[CR]Re: American Racing History

(Example: Books)

In-Reply-To: <01ea01c44c91$eb23d720$efddfea9@mooshome>
References: <BAY1-F113fBsDjTAzcM00022d09@hotmail.com>
Date: Mon, 7 Jun 2004 23:11:22 -0400
To: classic list <Classicrendezvous@bikelist.org>
From: "Roy H. Drinkwater" <roydrink@ptd.net>
Subject: [CR]Re: American Racing History

Jerry Moos wrote:
>
>But every great social change has its negative consequences, and the rapid
>rise of the American auto industry produced an equally rapid decline in the
>once prominent American bicycle industry. No person is more symbolic of
>this rapid transformation than Barney Oldfield, who most Americans know as
>the daring auto racer who piloted many of Henry Ford's racing prototypes,
>including the lengendary "999". What is now usually forgotten is that
>Oldfield had previously been equally famous as a prominent bicycle racer.

As a personal interest, I'm quoting some information about Tom Cooper (my wife, Janet's great uncle), Barney Oldfield & Henry Ford from Ford, the Men and the Machine by Robert Lacey:

"..in the spring of 1902...he (Ford) had found himself another patron: Tom Cooper, a cycling champion who, through exhibitions and endorsements, had made himself rich on the bicycling craze of the 1890's, and who wanted to make the switch to the latest speed craze..."

"By early May, Henry Ford and Tom Cooper were in partnership constructing two machines with Cooper's money, both of them named after famous express trains of the time: "The Arrow" and "999." Henry Ford's 999 was then the largest and most powerful American car ever built, nearly ten feet long, rated at seventy horsepower, with four massive cylinders, each of them the size of a small powder keg..."

"But 999 was a difficult car to drive. Tom Cooper tried a test drive in it and promptly thought better of his motor-racing ambitions. He brought in another friend, another cyclist, Barney Oldfield, who was something of a daredevil, and though Oldfield had never actually driven a motorcar before, he accepted the challenge. "I might as well be dead" he said, "as dead broke."..."

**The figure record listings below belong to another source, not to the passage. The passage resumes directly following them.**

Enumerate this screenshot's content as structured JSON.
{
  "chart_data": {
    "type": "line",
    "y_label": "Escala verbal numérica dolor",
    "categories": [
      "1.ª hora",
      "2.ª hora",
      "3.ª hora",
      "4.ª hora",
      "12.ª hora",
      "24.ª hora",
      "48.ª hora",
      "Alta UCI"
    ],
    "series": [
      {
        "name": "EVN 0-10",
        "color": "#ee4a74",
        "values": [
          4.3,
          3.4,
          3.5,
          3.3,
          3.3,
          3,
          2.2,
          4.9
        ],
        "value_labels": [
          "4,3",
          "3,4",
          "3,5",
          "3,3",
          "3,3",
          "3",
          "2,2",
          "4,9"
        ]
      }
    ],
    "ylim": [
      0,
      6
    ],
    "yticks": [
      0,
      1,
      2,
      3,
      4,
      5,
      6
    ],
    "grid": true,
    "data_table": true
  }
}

"Henry Ford, however, had reached another dead end. On October 25 1902, when it won its victory, 999 had not even been his, for he had a falling out with Cooper and had sold the car to him. Henry had caught Cooper "in a number of sneaky tricks," reported Clara (Ford) to her brother Milton (Bryant) on October 27, 1902. Cooper she explained, "was looking out for Cooper and Cooper only." * This, of course, was precisely what all Henry's previous partners would have said about Henry."

"There had been talk of Milton Bryant and Henry forming some sort of racing circus and traveling around the country with Cooper, and Clara was very pleased that this would not now happen. "I am glad we are rid of him, " she wrote to her brother. "I would not like you or Henry to travel with him. He thinks too much of low down women..." (...this is the part Janet laughs at)

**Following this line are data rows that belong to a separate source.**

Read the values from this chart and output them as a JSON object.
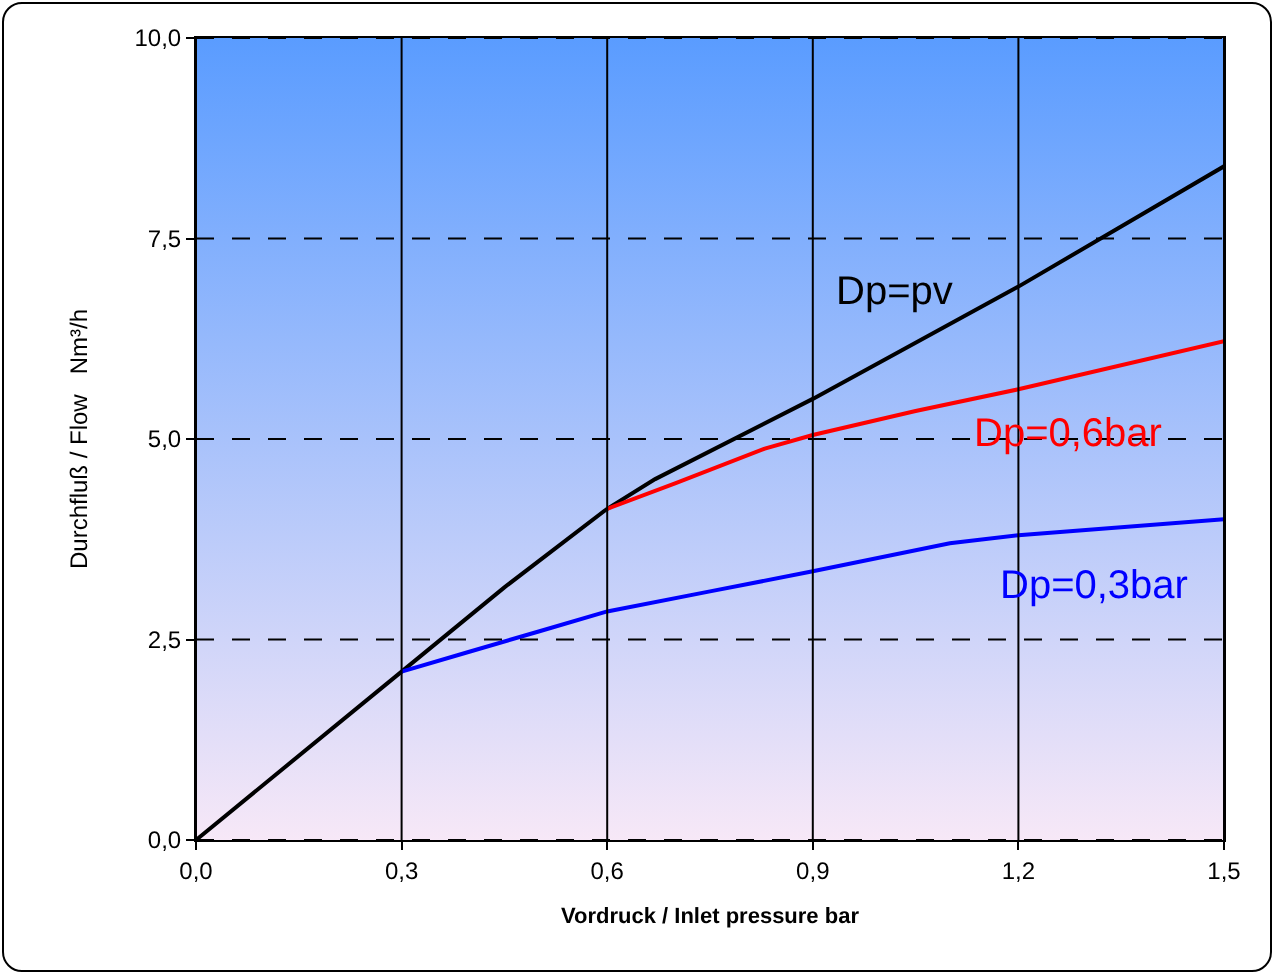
{
  "chart_data": {
    "type": "line",
    "xlabel": "Vordruck / Inlet pressure bar",
    "ylabel": "Durchfluß / Flow   Nm³/h",
    "xlim": [
      0,
      1.5
    ],
    "ylim": [
      0,
      10
    ],
    "xticks": [
      {
        "value": 0,
        "label": "0,0"
      },
      {
        "value": 0.3,
        "label": "0,3"
      },
      {
        "value": 0.6,
        "label": "0,6"
      },
      {
        "value": 0.9,
        "label": "0,9"
      },
      {
        "value": 1.2,
        "label": "1,2"
      },
      {
        "value": 1.5,
        "label": "1,5"
      }
    ],
    "yticks": [
      {
        "value": 0,
        "label": "0,0"
      },
      {
        "value": 2.5,
        "label": "2,5"
      },
      {
        "value": 5,
        "label": "5,0"
      },
      {
        "value": 7.5,
        "label": "7,5"
      },
      {
        "value": 10,
        "label": "10,0"
      }
    ],
    "grid": true,
    "legend": false,
    "series": [
      {
        "name": "Dp=pv",
        "color": "#000000",
        "x": [
          0,
          0.3,
          0.45,
          0.6,
          0.67,
          0.9,
          1.2,
          1.5
        ],
        "values": [
          0,
          2.1,
          3.15,
          4.13,
          4.5,
          5.5,
          6.9,
          8.4
        ]
      },
      {
        "name": "Dp=0,6bar",
        "color": "#ff0000",
        "x": [
          0.6,
          0.7,
          0.83,
          0.9,
          1.05,
          1.2,
          1.5
        ],
        "values": [
          4.13,
          4.45,
          4.88,
          5.05,
          5.35,
          5.62,
          6.22
        ]
      },
      {
        "name": "Dp=0,3bar",
        "color": "#0000ff",
        "x": [
          0.3,
          0.4,
          0.5,
          0.6,
          0.75,
          0.9,
          1.1,
          1.2,
          1.5
        ],
        "values": [
          2.1,
          2.35,
          2.6,
          2.85,
          3.1,
          3.35,
          3.7,
          3.8,
          4.0
        ]
      }
    ]
  }
}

* Lacey further explains that Ford was arranging another company in mid-1902:

"Henry surrendered a half interest in all his patents, tools, models, and drawings, promised to hand over one of his two racing cars on completion, and also undertook to devote his time to building a model of the proposed passenger car...This was all promised at the time when Henry was supposed to be completing his racers for competition that autumn in collaboration with Tom Cooper. Rather than Cooper's "sneaky tricks," it appears more likely that it was Henry's new agreement with Malcomson that ended Henry's racing partnership with the cycling champion."

Also, about a famous Ford engineer & executive Charley E. Sorenson: "Ford had got to know Sorenson in 1902 while he was working on his racer 999, for the young Dane, muscular and athletic, was a bicycling friend of Tom Cooper, and Cooper had brought Sorenson in on the project to make models - or "patterns"- of various components out of wood."